Les balances, collaborateurs zélés de la nouvelle « biocrature »

La délation s’épanouit dans l’Ordre sanitaire. Or, personne ne s’affole de la régression qui s’installe. Comme aux plus belles heures de l’Occupation, les collaborateurs zélés abondent pour dénoncer les mauvais Français qui s’éloignent parfois des normes et des interdits. Ces consignes ponctuent depuis plus d’un an une vie sociale et intime sous surveillance. La nouvelle « biocrature », cette tyrannie hygiéniste que rien ne freine, n’en finit pas de produire des contraintes de plus en plus absurdes. C’est ainsi que les préfets ont décidé, dans certains départements littoraux, le port du masque obligatoire sur les plages balayées par les vents marins ! Il est probable que cette nouvelle atteinte aux libertés, dénuée de sens, suscitera son lot de sycophantes haineux. Un citoyen libre est vu, désormais, comme une menace pour la collectivité.

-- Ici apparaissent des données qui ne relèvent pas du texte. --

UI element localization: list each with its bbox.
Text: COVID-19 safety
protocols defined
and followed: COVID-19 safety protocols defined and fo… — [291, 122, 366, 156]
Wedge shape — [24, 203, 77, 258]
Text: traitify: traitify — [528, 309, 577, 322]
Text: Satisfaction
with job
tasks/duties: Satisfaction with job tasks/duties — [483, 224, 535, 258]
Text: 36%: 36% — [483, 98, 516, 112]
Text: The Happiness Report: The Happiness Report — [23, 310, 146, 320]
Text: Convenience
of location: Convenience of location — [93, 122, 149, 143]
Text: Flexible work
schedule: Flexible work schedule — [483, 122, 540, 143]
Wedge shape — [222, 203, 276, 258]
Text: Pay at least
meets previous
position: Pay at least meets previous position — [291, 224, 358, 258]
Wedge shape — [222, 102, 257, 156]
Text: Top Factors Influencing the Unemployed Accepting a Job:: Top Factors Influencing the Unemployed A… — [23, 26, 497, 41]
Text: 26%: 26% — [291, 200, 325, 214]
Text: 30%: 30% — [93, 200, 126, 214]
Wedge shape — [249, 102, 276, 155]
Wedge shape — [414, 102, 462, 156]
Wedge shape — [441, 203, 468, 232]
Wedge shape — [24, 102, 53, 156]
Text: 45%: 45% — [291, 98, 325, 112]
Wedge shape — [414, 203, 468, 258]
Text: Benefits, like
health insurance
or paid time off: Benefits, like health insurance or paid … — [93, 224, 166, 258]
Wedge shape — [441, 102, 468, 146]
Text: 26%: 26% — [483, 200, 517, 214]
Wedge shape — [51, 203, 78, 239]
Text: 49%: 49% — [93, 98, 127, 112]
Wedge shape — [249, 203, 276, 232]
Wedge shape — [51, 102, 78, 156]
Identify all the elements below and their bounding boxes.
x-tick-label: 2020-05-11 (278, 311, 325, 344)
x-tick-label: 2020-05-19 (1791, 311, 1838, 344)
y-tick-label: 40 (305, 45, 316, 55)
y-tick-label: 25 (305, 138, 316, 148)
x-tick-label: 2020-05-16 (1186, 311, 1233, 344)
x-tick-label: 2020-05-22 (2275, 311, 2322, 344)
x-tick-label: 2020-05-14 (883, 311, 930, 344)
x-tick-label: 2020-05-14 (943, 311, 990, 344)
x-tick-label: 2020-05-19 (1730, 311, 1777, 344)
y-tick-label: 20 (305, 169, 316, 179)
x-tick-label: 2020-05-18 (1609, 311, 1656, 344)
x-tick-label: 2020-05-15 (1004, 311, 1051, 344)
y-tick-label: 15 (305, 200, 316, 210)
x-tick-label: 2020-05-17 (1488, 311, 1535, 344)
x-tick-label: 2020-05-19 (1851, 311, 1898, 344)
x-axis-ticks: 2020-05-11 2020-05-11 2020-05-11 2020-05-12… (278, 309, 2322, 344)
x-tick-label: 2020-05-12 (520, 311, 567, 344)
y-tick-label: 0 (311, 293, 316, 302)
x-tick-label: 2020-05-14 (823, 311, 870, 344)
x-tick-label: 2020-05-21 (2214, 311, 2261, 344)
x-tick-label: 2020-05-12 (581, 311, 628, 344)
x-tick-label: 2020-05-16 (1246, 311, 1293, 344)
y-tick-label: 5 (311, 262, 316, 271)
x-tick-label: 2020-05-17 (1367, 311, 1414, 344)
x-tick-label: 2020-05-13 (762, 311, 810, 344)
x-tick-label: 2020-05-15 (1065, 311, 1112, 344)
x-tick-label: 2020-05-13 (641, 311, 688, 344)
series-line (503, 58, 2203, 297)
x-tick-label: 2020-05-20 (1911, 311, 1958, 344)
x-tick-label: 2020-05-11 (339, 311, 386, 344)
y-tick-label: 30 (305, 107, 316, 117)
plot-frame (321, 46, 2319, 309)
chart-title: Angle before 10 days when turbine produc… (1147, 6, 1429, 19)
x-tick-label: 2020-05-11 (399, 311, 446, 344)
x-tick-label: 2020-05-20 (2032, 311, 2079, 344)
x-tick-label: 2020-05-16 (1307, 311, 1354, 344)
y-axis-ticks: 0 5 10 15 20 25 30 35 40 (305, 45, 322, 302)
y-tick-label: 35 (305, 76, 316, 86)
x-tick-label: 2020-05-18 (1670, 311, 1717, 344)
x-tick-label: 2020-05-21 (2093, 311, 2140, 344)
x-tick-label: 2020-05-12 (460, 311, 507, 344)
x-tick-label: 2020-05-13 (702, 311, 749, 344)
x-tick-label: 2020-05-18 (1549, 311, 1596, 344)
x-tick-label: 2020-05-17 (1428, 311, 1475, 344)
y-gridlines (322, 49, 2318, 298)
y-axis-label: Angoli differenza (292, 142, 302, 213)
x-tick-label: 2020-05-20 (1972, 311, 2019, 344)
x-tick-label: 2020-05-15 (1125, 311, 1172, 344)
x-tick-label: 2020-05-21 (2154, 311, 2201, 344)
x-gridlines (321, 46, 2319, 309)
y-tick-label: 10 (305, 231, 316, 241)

Emmanuel Macron avait prévenu, le 14 octobre 2020 sur TF1 : « On s’était progressivement habitué à être une société d’individus libres. Nous sommes une nation de citoyens solidaires. Nous ne pourrons pas nous en sortir si chacun ne joue pas son rôle, ne met pas sa part. Voilà la clé ». Or c’est un monde policier et de surveillances mutuelles qui progressivement s’impose dans l’apathie quasi-générale. La chasse au virus autorise-t-elle ces constantes atteintes à la démocratie, dans une propagande sécuritaire toujours plus culpabilisante ? La contagion de la peur, alimentée par le pouvoir, est en train de faire des ravages dans les esprits craintifs, mesquins, paranoïaques. Ceci n’est pas la France.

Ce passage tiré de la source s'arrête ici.